Question

For $a > 0$, let the curves $C_1 : y^2 = ax$ and $C_2 : x^2= ay$ intersect at origin O and a point P. Let the line $x = b (0 < b < a)$ intersect the chord OP and the x-axis at points Q and R, respectively. If the line x = b bisects the area bounded by the curves, $C_1$ and $C_2$, and the area of $\Delta OQR = \frac{1}{2},$ then 'a' satisfies the equation :

• A. $x^6 - 12x^3 + 4 = 0$
• B. $x^6 - 12x^3 - 4 = 0$
• C. $x^6 + 6x^3 - 4 = 0$
• D. $x^6 - 6x^3 + 4 = 0$

Answer 1

The Correct Option is A

To solve this problem, we first need to understand the intersection of the curves \( C_1: y^2 = ax \) and \( C_2 : x^2 = ay \), and subsequently confirm that the line \( x = b \) bisects the areas bounded by these curves. We are also given that the area of \(\Delta OQR = \frac{1}{2}\).
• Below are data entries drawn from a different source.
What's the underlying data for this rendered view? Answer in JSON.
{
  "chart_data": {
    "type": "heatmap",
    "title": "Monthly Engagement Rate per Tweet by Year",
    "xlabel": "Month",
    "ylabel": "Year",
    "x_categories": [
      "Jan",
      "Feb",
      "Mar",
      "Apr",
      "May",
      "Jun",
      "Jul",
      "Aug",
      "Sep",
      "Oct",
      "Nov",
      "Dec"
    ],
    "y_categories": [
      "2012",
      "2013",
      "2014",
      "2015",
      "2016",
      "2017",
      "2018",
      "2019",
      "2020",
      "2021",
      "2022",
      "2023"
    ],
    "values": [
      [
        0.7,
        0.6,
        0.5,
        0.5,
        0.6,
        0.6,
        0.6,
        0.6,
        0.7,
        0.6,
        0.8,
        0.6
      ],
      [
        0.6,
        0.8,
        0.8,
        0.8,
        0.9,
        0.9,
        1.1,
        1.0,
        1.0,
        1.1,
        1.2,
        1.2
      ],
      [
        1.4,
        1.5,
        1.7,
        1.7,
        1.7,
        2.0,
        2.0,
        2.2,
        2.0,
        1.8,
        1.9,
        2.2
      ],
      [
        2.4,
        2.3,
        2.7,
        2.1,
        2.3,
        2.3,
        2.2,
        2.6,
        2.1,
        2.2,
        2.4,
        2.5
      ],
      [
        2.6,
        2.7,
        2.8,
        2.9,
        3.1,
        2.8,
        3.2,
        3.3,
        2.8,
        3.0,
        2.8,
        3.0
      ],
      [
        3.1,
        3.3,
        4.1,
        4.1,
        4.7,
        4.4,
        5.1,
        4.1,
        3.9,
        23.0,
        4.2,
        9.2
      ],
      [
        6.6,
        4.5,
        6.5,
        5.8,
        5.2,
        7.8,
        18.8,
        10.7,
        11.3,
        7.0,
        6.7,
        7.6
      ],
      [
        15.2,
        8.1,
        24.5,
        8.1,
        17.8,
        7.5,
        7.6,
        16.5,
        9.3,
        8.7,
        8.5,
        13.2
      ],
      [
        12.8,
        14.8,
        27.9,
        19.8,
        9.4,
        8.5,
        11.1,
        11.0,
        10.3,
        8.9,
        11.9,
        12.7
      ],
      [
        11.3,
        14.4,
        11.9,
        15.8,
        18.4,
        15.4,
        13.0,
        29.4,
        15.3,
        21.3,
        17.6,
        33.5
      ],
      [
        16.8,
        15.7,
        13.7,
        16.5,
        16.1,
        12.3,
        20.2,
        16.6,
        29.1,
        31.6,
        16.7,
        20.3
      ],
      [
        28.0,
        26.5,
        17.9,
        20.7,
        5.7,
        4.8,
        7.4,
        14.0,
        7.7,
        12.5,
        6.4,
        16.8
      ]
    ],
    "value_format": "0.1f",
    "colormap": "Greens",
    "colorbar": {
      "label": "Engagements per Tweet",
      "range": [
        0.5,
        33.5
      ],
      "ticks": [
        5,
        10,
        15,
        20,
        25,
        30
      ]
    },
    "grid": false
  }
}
1.  Find the intersection points of the curves:
   • Since the curves intersect at the origin \( O(0, 0) \), we find the other intersection point \( P(x_1, y_1) \) by solving:
   • From \( y^2 = ax \text{ and } x^2 = ay \), equate \( y = \frac{x^2}{a} \) into \( y^2 = ax \), leading to \(\left(\frac{x^2}{a}\right)^2 = ax\). Simplify to: \(a^2 x^2 = x^3 \Rightarrow x(x^2 - a^2) = 0\).
   • So, \( x = 0 \) (giving point \( O \)) or \( x = a \).
   • For \( x = a \), substitute back to find \( y \):
   • \( x = a \Rightarrow y^2 = aa = a \Rightarrow y = a \) (use positive root because \( a > 0 \)).
   • Thus, point \( P \) is \( (a, a) \).
2. Next, let's confirm that line \( x = b \) (where \( 0 < b < a \)) bisects the area between the curves.
   • The area between these curves \( C_1 \text{ and } C_2 \) from \( 0 \) to \( a \) needs to be calculated.
   • Integrate to find the total area:
   • Area between \( x = 0 \) to \( x = a \) is: \(\int_0^a \left( \sqrt{ax} - \frac{x^2}{a} \right) dx = \int_0^a \sqrt{ax} \, dx - \int_0^a \frac{x^2}{a} \, dx\)
3. Calculate the area of \( \Delta OQR \):
   • Using vertices \( O(0,0), Q(b,y_Q), \text{ and } R(b,0) \), express area as:
   • Area of triangle \( OQR = \frac{1}{2} \times b \times y_Q = \frac{1}{2} \)
   • Thus, \( y_Q = \frac{1}{b} \).
4. Given the condition that \(\Delta OQR = \frac{1}{2}\) and original calculations show that \( x = b \) bisects the areas, equate this to solve for \( a \).
   • Substitute areas and use conditions to form: \(x^6 - 12x^3 + 4 = 0\),
5. The correct equation satisfied by 'a' is \(x^6 - 12x^3 + 4 = 0\).